Câmara retoma nesta terça-feira o debate sobre o projeto do aborto

Projeto prevê pena de até 20 anos para quem realizar o aborto

Entra em discussão em regime de urgência nesta terça-feira, 11, na Câmara dos Deputados o Projeto de Lei (PL) 1.904/24, que equipara o aborto ao homicídio simples.

A matéria foi proposta pelo deputado Sóstenes Cavalcante (PL-RJ) e tem a coautoria de 32 parlamentares da oposição. A matéria altera quatro artigos do Código Penal para limitar o acesso à interrupção da gravidez — mesmo em casos de estupro.

Caso a urgência seja aprovada, o projeto poderá ser votado também hoje, sem necessidade de passar pelas comissões. A expectativa de direita é de que os deputados aprovem o requerimento. “Creio na aprovação. Precisamos de um Congresso que defenda a vida, jamais o feticídio”, afirmou o deputado Bibo Nunes (PL-RS), um dos signatários do texto.

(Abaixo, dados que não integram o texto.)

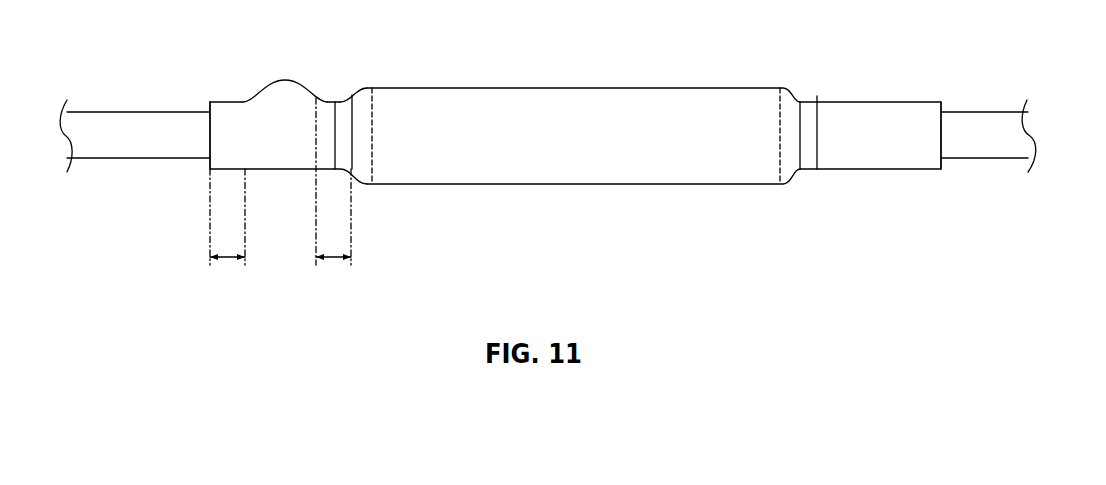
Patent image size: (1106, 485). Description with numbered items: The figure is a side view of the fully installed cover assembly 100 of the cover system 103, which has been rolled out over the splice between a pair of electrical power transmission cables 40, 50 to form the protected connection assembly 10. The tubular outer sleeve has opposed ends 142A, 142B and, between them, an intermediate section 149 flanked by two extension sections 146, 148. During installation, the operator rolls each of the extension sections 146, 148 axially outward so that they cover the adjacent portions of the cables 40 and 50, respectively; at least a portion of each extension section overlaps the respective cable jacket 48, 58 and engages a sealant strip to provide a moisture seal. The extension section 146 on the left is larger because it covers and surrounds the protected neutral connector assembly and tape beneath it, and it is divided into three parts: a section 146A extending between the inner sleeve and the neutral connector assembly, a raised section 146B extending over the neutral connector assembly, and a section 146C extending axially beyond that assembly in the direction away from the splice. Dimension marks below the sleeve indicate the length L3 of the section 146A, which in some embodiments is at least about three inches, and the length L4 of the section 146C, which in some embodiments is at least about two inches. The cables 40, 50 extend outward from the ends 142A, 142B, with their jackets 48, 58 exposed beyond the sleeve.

The connection assembly 10 is at (570, 56).
The cover system 103 is at (730, 44).
The cover assembly 100 is at (638, 192).
The intermediate section 149 is at (485, 103).
The extension section 148 is at (880, 107).
The extension section 146 is at (260, 126).
The section 146A is at (231, 100).
The section 146B is at (286, 80).
The section 146C is at (326, 100).
The end 142A is at (208, 133).
The end 142B is at (945, 135).
The jacket 48 is at (115, 126).
The cable 40 is at (118, 159).
The jacket 58 is at (985, 122).
The cable 50 is at (977, 172).
The length L3 is at (224, 266).
The length L4 is at (334, 266).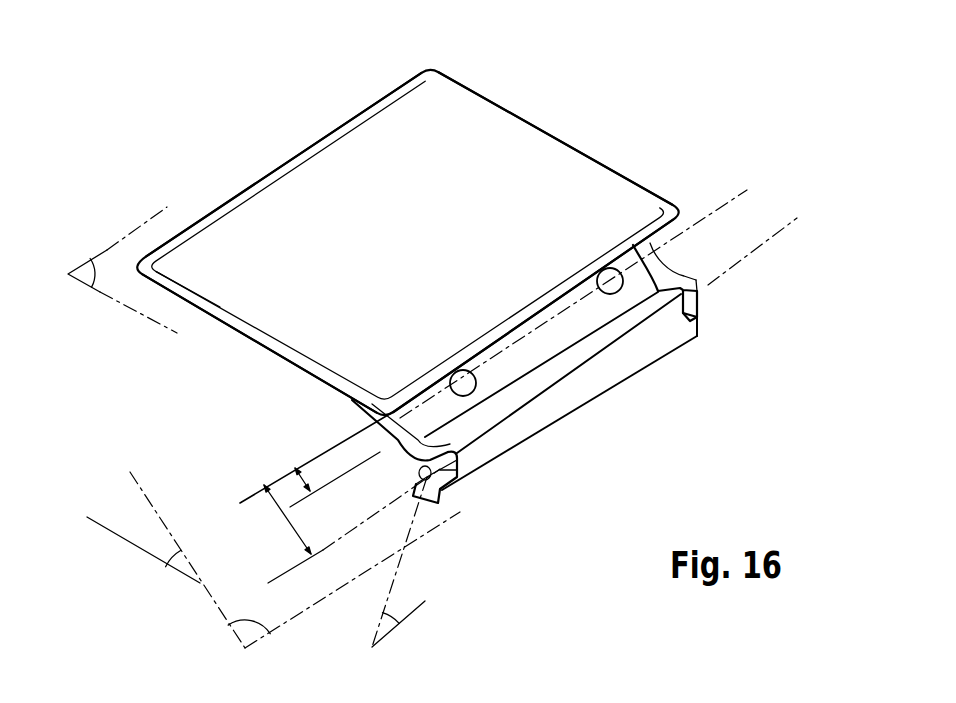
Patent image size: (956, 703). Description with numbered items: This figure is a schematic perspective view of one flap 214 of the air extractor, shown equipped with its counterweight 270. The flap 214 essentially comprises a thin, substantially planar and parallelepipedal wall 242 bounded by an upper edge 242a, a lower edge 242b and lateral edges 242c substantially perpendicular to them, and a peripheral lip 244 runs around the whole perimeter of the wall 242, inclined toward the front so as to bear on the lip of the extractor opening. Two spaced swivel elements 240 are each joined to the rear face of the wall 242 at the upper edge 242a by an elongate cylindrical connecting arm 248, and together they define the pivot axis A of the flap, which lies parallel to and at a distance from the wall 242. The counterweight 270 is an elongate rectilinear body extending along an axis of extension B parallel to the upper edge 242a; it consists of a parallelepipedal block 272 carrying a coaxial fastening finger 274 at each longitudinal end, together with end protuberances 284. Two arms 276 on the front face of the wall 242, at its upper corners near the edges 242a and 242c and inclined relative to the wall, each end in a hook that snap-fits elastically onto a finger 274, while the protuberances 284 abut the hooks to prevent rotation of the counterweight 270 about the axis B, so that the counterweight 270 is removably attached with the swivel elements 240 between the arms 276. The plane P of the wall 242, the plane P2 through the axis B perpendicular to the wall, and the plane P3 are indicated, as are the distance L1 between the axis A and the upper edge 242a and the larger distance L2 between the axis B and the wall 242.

The flap 214 is at (677, 106).
The wall 242 is at (545, 193).
The upper edge 242a is at (633, 233).
The lower edge 242b is at (268, 182).
The lateral edges 242c is at (528, 121).
The peripheral lip 244 is at (170, 293).
The connecting arm 248 is at (458, 375).
The swivel element 240 is at (468, 395).
The counterweight 270 is at (663, 352).
The parallelepipedal block 272 is at (565, 395).
The fastening finger 274 is at (466, 459).
The arm 276 is at (386, 473).
The protuberance 284 is at (438, 501).
The axis of pivoting A is at (720, 203).
The axis of extension B is at (770, 233).
The plane of the wall P is at (103, 270).
The second plane P2 is at (398, 603).
The angle P3 is at (235, 633).
The distance between axis A and the wall L1 is at (316, 471).
The distance between axis B and the wall L2 is at (284, 519).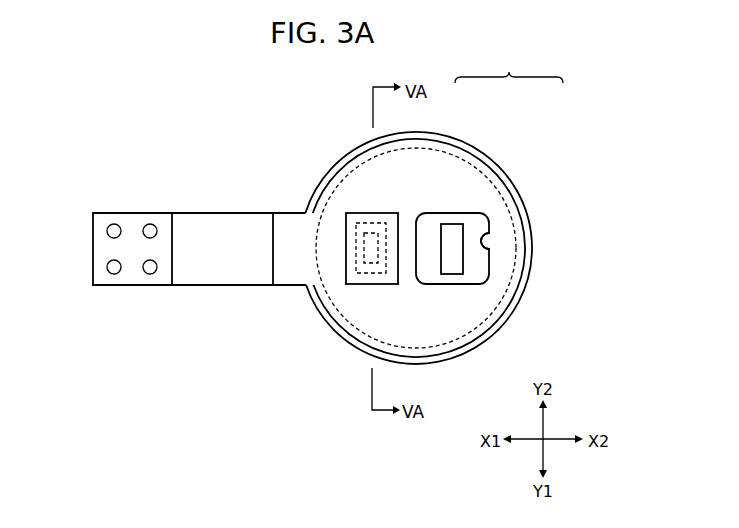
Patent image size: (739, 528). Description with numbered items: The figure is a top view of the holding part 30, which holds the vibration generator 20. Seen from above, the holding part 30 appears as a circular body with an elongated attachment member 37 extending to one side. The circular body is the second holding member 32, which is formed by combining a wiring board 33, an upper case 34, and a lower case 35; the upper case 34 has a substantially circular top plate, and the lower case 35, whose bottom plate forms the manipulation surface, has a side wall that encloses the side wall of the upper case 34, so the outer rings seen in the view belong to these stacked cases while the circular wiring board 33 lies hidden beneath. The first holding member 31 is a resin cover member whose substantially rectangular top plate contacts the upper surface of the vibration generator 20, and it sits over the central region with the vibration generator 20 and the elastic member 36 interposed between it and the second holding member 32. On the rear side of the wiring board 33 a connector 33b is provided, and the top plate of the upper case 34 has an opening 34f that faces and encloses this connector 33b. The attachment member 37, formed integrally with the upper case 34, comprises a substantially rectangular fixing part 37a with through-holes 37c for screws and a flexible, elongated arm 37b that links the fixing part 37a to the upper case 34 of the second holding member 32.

The holding part 30 is at (245, 109).
The vibration generator 20 is at (369, 258).
The first holding member 31 is at (353, 228).
The second holding member 32 is at (509, 69).
The wiring board 33 is at (498, 208).
The connector 33b is at (452, 233).
The upper case 34 is at (420, 157).
The opening 34f is at (489, 230).
The lower case 35 is at (452, 147).
The elastic member 36 is at (369, 259).
The attachment member 37 is at (223, 228).
The fixing part 37a is at (132, 270).
The arm 37b is at (222, 262).
The through-holes 37c is at (149, 228).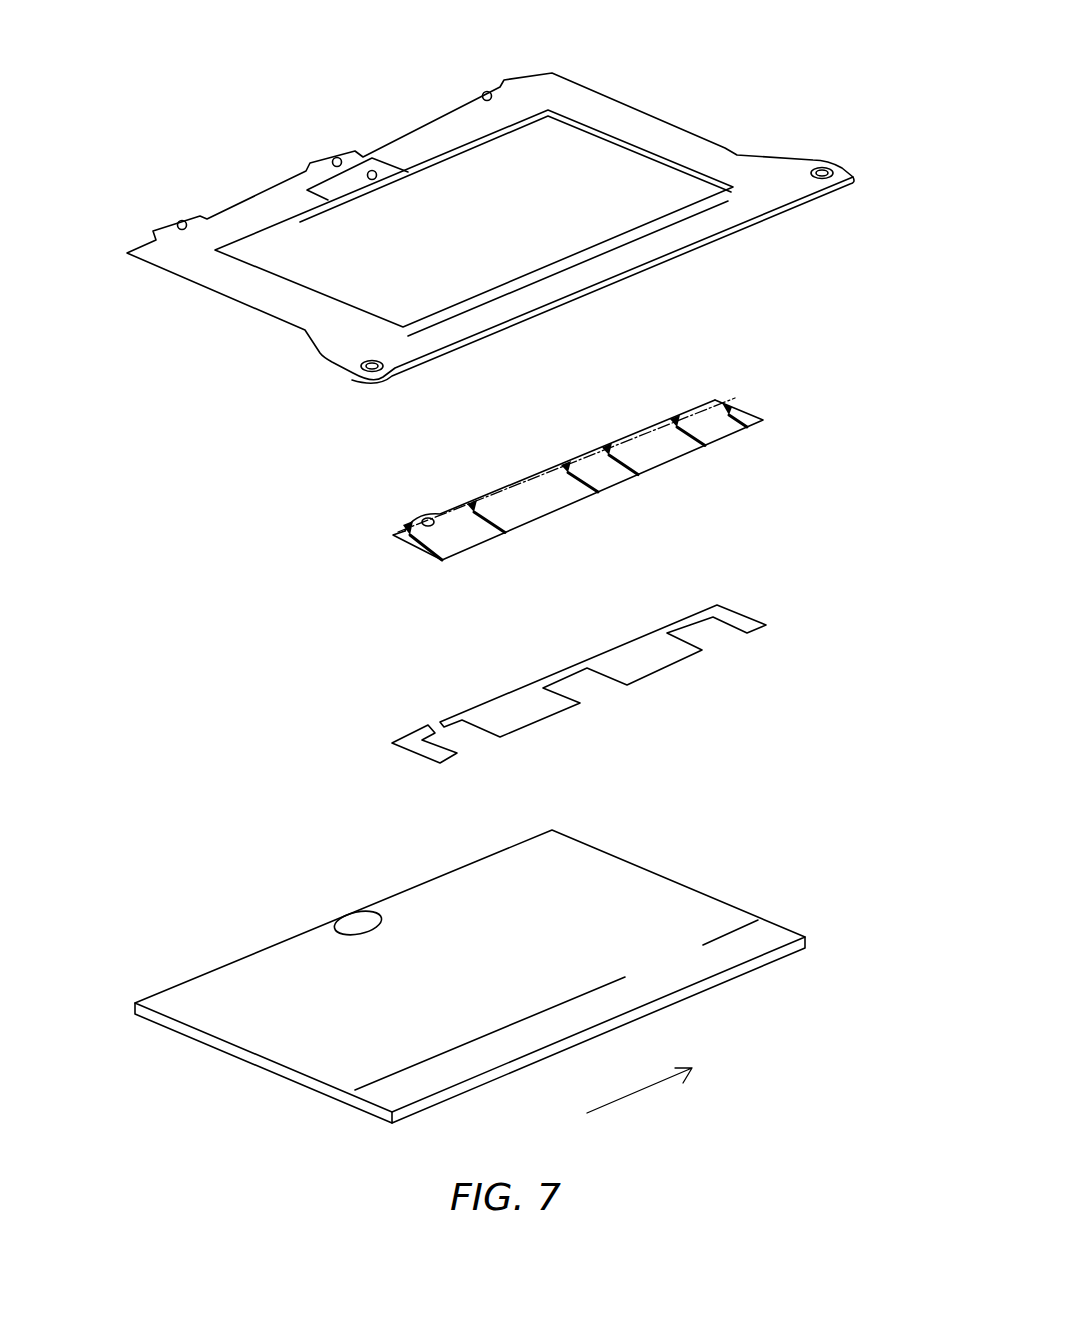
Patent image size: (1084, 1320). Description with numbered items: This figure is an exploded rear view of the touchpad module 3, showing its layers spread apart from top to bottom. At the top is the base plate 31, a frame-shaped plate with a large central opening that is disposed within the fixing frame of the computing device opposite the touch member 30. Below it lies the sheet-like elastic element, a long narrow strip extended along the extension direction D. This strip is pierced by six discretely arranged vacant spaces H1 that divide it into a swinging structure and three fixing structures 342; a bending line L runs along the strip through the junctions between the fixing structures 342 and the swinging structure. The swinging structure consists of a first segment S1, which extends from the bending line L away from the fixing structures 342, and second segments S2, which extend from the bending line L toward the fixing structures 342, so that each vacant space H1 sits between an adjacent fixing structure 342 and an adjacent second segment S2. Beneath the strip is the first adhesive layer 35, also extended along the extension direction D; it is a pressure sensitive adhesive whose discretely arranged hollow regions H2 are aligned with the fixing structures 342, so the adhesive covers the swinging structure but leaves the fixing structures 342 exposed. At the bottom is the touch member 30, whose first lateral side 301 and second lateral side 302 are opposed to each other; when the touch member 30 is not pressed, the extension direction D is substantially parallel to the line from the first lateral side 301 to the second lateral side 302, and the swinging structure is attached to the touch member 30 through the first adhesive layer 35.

The touchpad module 3 is at (872, 45).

O projeto altera os artigos 124, 125, 126 e 128 do Código Penal, que tratam sobre crimes contra a vida. Os dispositivos estabelecem penas para o aborto praticado pela gestante ou por terceiros. Prevê, ainda, pena de até três anos no primeiro caso e de 10 nos episódios em que a interrupção da gestação for realizada sem o consentimento da grávida. Se a matéria — chamada pelos opositores de PL da Gravidez Infantil —, for aprovada, em ambos os casos a pena máxima para quem realizar um aborto passará de 10 para 20 anos.

Confronto

A investida da oposição é mais um confronto com o Supremo Tribunal Federal (STF), que julga a Arguição de Descumprimento de Preceito Fundamental (ADPF) 442, que descriminalizar o aborto. A Corte analisa, justamente, os artigos 124 e 126 do Código Penal. Em voto que registrou antes de se aposentar, a ministra Rosa Weber considerou que a punição de até três anos para a gestante que provocar o aborto em si mesma está em desacordo com a Constituição. O presidente do STF, Luís Roberto Barroso, pediu vistas e interrompeu o julgamento.